Originally Posted by
Book
My guess is that 30 years ago, a patient with similar symptoms would have been treated "empirically," a term doctors use to describe a situation for which they do not have a precise diagnosis and treatment, so that instead they must use guesswork. A layman's synonym for treated empirically would be "trial and error." In this case, the patient might have been sent home with an antibiotic and perhaps a prescription for Prednisone, a steroid used to reduce inflammation. There would have been nothing else to do. In 1975, computerized medical imaging technology was new and exotic, with limited applications.
In contrast, in 2005, over the course of a few days Quixote was given a computed tomography (CT) scan, referred to a specialist, sent to a different hospital, referred to a specialty clinic, seen by a batter of specialists there, and given yet another CT scan.
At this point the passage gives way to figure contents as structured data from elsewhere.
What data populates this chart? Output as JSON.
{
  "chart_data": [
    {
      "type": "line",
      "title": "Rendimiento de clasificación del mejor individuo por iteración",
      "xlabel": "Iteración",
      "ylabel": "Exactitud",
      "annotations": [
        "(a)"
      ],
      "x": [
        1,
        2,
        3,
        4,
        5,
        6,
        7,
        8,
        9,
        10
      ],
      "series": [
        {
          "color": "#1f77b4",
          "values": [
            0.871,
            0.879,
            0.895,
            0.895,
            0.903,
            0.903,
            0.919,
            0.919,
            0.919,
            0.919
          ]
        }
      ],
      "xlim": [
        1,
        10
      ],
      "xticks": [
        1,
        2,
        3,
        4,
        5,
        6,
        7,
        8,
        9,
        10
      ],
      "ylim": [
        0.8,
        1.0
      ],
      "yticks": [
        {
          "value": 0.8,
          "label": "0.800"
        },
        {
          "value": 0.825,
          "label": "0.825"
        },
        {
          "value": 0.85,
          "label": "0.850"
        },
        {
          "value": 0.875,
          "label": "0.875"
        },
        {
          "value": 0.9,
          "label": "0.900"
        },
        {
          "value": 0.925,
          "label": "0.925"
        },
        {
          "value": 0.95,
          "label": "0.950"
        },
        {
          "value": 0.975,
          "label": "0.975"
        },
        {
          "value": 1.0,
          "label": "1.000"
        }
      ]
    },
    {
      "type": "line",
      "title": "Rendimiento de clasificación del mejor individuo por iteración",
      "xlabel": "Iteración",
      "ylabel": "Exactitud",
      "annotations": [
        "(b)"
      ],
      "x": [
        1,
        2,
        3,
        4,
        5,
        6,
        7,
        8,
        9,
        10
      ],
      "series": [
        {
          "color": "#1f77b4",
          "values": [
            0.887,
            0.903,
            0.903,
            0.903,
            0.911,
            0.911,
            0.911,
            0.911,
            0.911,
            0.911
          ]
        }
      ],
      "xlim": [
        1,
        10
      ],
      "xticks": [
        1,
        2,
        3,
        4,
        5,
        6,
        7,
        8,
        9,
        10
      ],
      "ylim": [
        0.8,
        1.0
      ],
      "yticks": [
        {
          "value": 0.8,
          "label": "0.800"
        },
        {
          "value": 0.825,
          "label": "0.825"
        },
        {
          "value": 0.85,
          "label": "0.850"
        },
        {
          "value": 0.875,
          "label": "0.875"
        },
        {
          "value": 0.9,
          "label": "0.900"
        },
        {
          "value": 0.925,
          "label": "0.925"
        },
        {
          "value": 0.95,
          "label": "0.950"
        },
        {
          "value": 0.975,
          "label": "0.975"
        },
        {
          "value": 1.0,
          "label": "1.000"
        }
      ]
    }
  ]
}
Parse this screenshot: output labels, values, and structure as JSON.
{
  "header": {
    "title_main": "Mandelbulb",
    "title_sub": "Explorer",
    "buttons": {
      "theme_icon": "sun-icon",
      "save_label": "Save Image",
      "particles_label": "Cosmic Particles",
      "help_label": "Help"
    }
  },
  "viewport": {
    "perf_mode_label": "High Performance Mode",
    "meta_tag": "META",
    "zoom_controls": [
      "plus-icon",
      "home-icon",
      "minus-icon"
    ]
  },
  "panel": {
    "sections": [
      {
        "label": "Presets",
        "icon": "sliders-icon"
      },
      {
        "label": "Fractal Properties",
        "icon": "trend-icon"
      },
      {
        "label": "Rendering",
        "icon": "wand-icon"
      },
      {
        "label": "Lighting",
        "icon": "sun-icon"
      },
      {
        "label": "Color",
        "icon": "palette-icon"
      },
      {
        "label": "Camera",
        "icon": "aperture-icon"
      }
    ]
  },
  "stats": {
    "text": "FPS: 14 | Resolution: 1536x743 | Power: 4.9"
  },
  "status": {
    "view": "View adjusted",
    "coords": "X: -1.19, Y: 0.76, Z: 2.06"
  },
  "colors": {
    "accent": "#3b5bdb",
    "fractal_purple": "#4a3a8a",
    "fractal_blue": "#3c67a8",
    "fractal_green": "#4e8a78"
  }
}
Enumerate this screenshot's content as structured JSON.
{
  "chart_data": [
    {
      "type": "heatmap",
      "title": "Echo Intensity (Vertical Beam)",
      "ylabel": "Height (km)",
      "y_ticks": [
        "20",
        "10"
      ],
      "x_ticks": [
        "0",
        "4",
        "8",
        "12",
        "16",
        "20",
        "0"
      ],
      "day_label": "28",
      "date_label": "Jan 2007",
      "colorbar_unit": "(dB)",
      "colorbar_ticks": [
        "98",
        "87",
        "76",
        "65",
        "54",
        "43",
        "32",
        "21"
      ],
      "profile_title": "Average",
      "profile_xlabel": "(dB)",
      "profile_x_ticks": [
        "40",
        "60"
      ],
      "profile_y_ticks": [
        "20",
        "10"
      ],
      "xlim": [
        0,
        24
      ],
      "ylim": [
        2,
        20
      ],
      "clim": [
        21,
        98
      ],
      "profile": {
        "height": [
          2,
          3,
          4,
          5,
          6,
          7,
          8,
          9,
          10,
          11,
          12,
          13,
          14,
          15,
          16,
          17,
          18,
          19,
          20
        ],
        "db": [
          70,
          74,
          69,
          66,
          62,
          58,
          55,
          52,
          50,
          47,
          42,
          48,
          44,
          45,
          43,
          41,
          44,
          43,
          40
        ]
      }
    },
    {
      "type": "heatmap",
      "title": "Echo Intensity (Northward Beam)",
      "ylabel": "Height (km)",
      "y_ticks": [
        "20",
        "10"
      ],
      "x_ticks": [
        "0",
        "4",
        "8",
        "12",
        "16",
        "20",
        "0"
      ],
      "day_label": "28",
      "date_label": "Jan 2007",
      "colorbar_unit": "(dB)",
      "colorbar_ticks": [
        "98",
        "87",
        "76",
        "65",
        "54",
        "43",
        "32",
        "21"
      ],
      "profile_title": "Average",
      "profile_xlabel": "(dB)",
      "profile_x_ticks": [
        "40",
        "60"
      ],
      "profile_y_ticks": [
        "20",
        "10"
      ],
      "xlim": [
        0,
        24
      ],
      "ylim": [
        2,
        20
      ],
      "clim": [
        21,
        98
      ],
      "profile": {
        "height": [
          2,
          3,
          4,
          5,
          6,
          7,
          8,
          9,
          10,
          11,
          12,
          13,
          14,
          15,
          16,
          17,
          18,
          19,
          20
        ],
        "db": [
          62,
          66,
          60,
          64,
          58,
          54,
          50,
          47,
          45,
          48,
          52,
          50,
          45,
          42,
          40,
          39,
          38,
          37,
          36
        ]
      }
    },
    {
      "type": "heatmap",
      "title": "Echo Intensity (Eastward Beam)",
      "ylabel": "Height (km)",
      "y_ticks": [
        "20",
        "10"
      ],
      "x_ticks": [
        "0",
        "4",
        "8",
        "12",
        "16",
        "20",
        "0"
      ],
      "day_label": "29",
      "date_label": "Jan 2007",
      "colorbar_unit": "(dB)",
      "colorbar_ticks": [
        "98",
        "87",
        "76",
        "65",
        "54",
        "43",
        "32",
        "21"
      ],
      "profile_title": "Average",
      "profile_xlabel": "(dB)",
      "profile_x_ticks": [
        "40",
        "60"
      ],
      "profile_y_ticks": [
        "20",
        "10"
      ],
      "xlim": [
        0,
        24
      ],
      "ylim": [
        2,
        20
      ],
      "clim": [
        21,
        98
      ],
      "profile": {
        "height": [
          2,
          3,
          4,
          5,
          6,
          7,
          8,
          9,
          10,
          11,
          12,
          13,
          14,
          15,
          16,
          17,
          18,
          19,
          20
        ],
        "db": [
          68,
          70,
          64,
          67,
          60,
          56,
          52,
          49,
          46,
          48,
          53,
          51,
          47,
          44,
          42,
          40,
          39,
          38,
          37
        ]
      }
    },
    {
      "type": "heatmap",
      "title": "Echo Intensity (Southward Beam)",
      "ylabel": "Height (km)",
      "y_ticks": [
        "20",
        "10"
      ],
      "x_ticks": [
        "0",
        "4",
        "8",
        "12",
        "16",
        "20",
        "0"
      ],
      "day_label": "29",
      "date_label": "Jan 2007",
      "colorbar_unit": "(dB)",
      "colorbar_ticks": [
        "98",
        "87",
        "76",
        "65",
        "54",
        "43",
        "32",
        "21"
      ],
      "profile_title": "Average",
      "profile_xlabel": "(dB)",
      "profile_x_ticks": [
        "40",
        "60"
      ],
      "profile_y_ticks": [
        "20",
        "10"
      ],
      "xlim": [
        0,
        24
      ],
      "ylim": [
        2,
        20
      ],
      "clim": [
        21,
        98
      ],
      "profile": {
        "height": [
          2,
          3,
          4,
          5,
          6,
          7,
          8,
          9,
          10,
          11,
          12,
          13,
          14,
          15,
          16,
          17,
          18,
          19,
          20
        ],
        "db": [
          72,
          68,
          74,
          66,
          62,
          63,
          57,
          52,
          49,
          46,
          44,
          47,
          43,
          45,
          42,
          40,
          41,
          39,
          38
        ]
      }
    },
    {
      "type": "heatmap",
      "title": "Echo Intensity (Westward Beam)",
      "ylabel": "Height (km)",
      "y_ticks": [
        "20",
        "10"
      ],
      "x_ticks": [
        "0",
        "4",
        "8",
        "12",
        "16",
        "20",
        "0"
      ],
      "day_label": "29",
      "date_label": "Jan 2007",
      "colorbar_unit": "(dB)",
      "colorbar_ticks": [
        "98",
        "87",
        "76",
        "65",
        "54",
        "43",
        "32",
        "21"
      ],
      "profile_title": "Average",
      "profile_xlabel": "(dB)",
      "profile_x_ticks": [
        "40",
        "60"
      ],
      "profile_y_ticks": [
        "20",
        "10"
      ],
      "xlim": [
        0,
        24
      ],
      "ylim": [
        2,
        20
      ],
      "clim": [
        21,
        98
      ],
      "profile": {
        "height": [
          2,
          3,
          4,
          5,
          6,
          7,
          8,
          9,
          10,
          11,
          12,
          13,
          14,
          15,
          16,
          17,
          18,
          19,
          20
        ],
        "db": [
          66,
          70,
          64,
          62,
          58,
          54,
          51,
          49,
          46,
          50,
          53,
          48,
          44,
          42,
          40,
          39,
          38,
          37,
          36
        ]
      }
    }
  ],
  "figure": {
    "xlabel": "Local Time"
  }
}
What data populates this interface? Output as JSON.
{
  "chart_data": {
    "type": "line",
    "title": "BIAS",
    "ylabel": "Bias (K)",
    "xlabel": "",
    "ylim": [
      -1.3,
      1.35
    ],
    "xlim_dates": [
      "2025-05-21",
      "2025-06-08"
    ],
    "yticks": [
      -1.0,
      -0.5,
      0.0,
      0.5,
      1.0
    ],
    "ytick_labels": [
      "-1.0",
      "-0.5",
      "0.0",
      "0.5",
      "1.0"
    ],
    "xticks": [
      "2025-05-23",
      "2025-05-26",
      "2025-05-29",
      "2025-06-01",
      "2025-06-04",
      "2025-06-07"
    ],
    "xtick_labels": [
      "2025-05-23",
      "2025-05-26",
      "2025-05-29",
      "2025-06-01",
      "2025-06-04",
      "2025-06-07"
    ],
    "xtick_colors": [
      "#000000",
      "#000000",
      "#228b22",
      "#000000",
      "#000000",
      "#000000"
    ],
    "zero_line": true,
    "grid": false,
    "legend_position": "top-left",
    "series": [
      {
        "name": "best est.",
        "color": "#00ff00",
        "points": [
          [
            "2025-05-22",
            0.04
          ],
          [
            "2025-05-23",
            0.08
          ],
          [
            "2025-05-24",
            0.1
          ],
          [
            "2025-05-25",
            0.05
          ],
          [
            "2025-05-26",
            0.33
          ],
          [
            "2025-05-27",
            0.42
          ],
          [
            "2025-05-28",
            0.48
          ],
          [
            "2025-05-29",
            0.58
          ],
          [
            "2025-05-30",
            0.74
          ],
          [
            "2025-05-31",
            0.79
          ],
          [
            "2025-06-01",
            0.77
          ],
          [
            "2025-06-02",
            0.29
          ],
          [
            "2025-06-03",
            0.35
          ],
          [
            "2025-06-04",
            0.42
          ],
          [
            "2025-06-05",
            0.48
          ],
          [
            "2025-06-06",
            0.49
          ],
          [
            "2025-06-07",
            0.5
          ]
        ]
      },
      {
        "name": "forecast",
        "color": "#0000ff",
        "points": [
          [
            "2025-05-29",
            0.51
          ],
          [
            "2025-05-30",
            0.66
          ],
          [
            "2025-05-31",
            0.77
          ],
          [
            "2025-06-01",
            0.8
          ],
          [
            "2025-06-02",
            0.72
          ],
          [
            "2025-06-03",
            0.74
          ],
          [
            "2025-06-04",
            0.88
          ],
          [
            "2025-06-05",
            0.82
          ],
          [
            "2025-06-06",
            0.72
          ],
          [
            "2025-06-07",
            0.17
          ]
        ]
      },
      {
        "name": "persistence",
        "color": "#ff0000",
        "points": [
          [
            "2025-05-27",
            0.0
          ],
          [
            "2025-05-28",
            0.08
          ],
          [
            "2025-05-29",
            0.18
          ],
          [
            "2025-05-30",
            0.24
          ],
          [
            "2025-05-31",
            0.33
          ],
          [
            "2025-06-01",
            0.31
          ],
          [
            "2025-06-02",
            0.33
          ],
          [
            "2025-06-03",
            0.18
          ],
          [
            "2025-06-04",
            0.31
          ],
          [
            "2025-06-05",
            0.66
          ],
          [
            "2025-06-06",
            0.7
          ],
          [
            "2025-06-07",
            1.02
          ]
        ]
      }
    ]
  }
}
Ultimately, however, she was sent home, as she might have been 30 years ago, with an antibiotic, Pednisone, and no firm diagnosis.
The CT scans and specialist consultations could have turned out differently. They might have been critically important, depending on her actual condition. Under some circumstances, treating Quixote empirically with an antibiotic and Prednisone could have been a mistake, perhaps costing some or all of her sight in one eye.
Such is the modern medicine in the United States. Doctors are able to take extra precautions. They can use more specialized knowledge and better technology to try to pin down the diagnosis. They can perform tests to rule out improbable but dangerous conditions. But only in a minority of cases does the outcome deviate from what would have been the case 30 years ago.